Alice Klettner (née Bunker) joined the UTS Centre of Corporate Governance in October 2005 as a full-time Research Associate. She has a background in law and is admitted as a solicitor in both Australia (New South Wales) and the UK (England and Wales).
Prior to joining the Centre, Alice practiced as a solicitor in Sydney specialising in employment and industrial relations law. This included advising corporations on the corporate governance implications of their executive remuneration schemes. Alice also worked for four years at the large international firm Freshfields Bruckhaus Deringer in London. She was a member of its Environment, Planning and Regulatory group where she was involved in several major international arbitration and judicial review cases. In addition, she spent six months in the firm's Singapore office working in the project finance team.

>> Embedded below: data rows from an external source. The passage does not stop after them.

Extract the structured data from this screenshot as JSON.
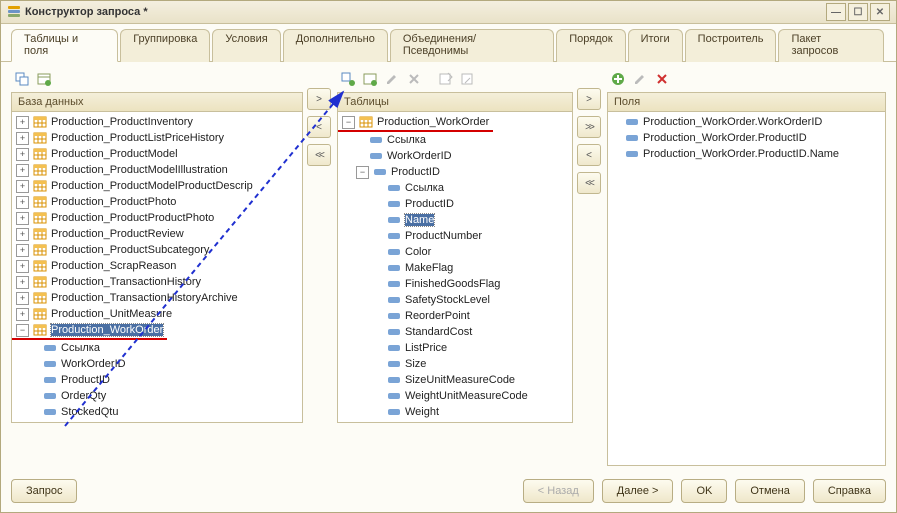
{
  "window": {
    "title": "Конструктор запроса *"
  },
  "tabs": [
    {
      "label": "Таблицы и поля",
      "active": true
    },
    {
      "label": "Группировка"
    },
    {
      "label": "Условия"
    },
    {
      "label": "Дополнительно"
    },
    {
      "label": "Объединения/Псевдонимы"
    },
    {
      "label": "Порядок"
    },
    {
      "label": "Итоги"
    },
    {
      "label": "Построитель"
    },
    {
      "label": "Пакет запросов"
    }
  ],
  "panel_db": {
    "title": "База данных",
    "items": [
      {
        "label": "Production_ProductInventory",
        "icon": "table",
        "exp": "+"
      },
      {
        "label": "Production_ProductListPriceHistory",
        "icon": "table",
        "exp": "+"
      },
      {
        "label": "Production_ProductModel",
        "icon": "table",
        "exp": "+"
      },
      {
        "label": "Production_ProductModelIllustration",
        "icon": "table",
        "exp": "+"
      },
      {
        "label": "Production_ProductModelProductDescrip",
        "icon": "table",
        "exp": "+"
      },
      {
        "label": "Production_ProductPhoto",
        "icon": "table",
        "exp": "+"
      },
      {
        "label": "Production_ProductProductPhoto",
        "icon": "table",
        "exp": "+"
      },
      {
        "label": "Production_ProductReview",
        "icon": "table",
        "exp": "+"
      },
      {
        "label": "Production_ProductSubcategory",
        "icon": "table",
        "exp": "+"
      },
      {
        "label": "Production_ScrapReason",
        "icon": "table",
        "exp": "+"
      },
      {
        "label": "Production_TransactionHistory",
        "icon": "table",
        "exp": "+"
      },
      {
        "label": "Production_TransactionHistoryArchive",
        "icon": "table",
        "exp": "+"
      },
      {
        "label": "Production_UnitMeasure",
        "icon": "table",
        "exp": "+"
      },
      {
        "label": "Production_WorkOrder",
        "icon": "table",
        "exp": "−",
        "selected": true,
        "underline": true
      }
    ],
    "children": [
      {
        "label": "Ссылка",
        "icon": "field"
      },
      {
        "label": "WorkOrderID",
        "icon": "field"
      },
      {
        "label": "ProductID",
        "icon": "field"
      },
      {
        "label": "OrderQty",
        "icon": "field"
      },
      {
        "label": "StockedQtu",
        "icon": "field"
      }
    ]
  },
  "panel_tables": {
    "title": "Таблицы",
    "root": {
      "label": "Production_WorkOrder",
      "icon": "table",
      "exp": "−",
      "underline": true
    },
    "child1": [
      {
        "label": "Ссылка",
        "icon": "field"
      },
      {
        "label": "WorkOrderID",
        "icon": "field"
      }
    ],
    "productid": {
      "label": "ProductID",
      "icon": "field",
      "exp": "−"
    },
    "child2": [
      {
        "label": "Ссылка",
        "icon": "field"
      },
      {
        "label": "ProductID",
        "icon": "field"
      },
      {
        "label": "Name",
        "icon": "field",
        "selected": true
      },
      {
        "label": "ProductNumber",
        "icon": "field"
      },
      {
        "label": "Color",
        "icon": "field"
      },
      {
        "label": "MakeFlag",
        "icon": "field"
      },
      {
        "label": "FinishedGoodsFlag",
        "icon": "field"
      },
      {
        "label": "SafetyStockLevel",
        "icon": "field"
      },
      {
        "label": "ReorderPoint",
        "icon": "field"
      },
      {
        "label": "StandardCost",
        "icon": "field"
      },
      {
        "label": "ListPrice",
        "icon": "field"
      },
      {
        "label": "Size",
        "icon": "field"
      },
      {
        "label": "SizeUnitMeasureCode",
        "icon": "field"
      },
      {
        "label": "WeightUnitMeasureCode",
        "icon": "field"
      },
      {
        "label": "Weight",
        "icon": "field"
      }
    ]
  },
  "panel_fields": {
    "title": "Поля",
    "items": [
      {
        "label": "Production_WorkOrder.WorkOrderID",
        "icon": "field"
      },
      {
        "label": "Production_WorkOrder.ProductID",
        "icon": "field"
      },
      {
        "label": "Production_WorkOrder.ProductID.Name",
        "icon": "field"
      }
    ]
  },
  "buttons": {
    "query": "Запрос",
    "back": "< Назад",
    "next": "Далее >",
    "ok": "OK",
    "cancel": "Отмена",
    "help": "Справка"
  }
}
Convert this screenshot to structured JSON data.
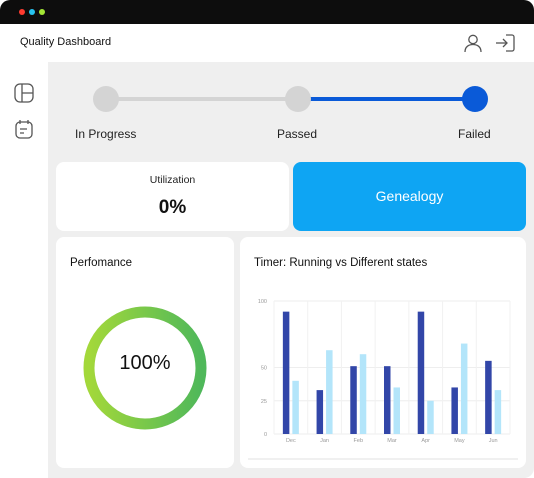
{
  "window": {
    "dots": [
      "#ff3b30",
      "#27c3f0",
      "#a3e635"
    ]
  },
  "header": {
    "title": "Quality Dashboard",
    "icons": [
      "user-icon",
      "logout-icon"
    ]
  },
  "sidebar": {
    "icons": [
      "layout-icon",
      "calendar-icon"
    ]
  },
  "status_steps": [
    {
      "label": "In Progress",
      "state": "inactive"
    },
    {
      "label": "Passed",
      "state": "inactive"
    },
    {
      "label": "Failed",
      "state": "active"
    }
  ],
  "utilization": {
    "title": "Utilization",
    "value": "0%"
  },
  "genealogy": {
    "label": "Genealogy"
  },
  "performance": {
    "title": "Perfomance",
    "value": "100%",
    "fraction": 1.0
  },
  "timer_chart": {
    "title": "Timer: Running vs Different states"
  },
  "chart_data": {
    "type": "bar",
    "categories": [
      "Dec",
      "Jan",
      "Feb",
      "Mar",
      "Apr",
      "May",
      "Jun"
    ],
    "series": [
      {
        "values": [
          92,
          33,
          51,
          51,
          92,
          35,
          55
        ]
      },
      {
        "values": [
          40,
          63,
          60,
          35,
          25,
          68,
          33
        ]
      }
    ],
    "y_ticks": [
      "0",
      "25",
      "50",
      "100"
    ],
    "ylim": [
      0,
      100
    ],
    "grid": true,
    "colors": [
      "#3246a8",
      "#b3e5fa"
    ]
  },
  "colors": {
    "accent": "#0a5ad8",
    "genealogy": "#0ea5f3",
    "inactive_node": "#d4d4d4",
    "gauge_start": "#a3d83a",
    "gauge_end": "#4fb85a"
  }
}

Alice has a Masters degree in International Law from Sydney University and a First Class BA(Hons) degree in Natural Sciences from Cambridge University in the UK. Her Masters' research thesis Protection of the Environment During Armed Conflict: One Gulf, Two Wars was published in the Review of European Community and International Environmental Law (RECIEL), Vol 13, No 2, July 2004 at 201.
Alice is involved in the Centre for Corporate Governance's research projects into the changing role of boards and directors and board diversity. Other research interests include the links between corporate governance and public international law, particularly in the area of corporate social responsibility and sustainable development.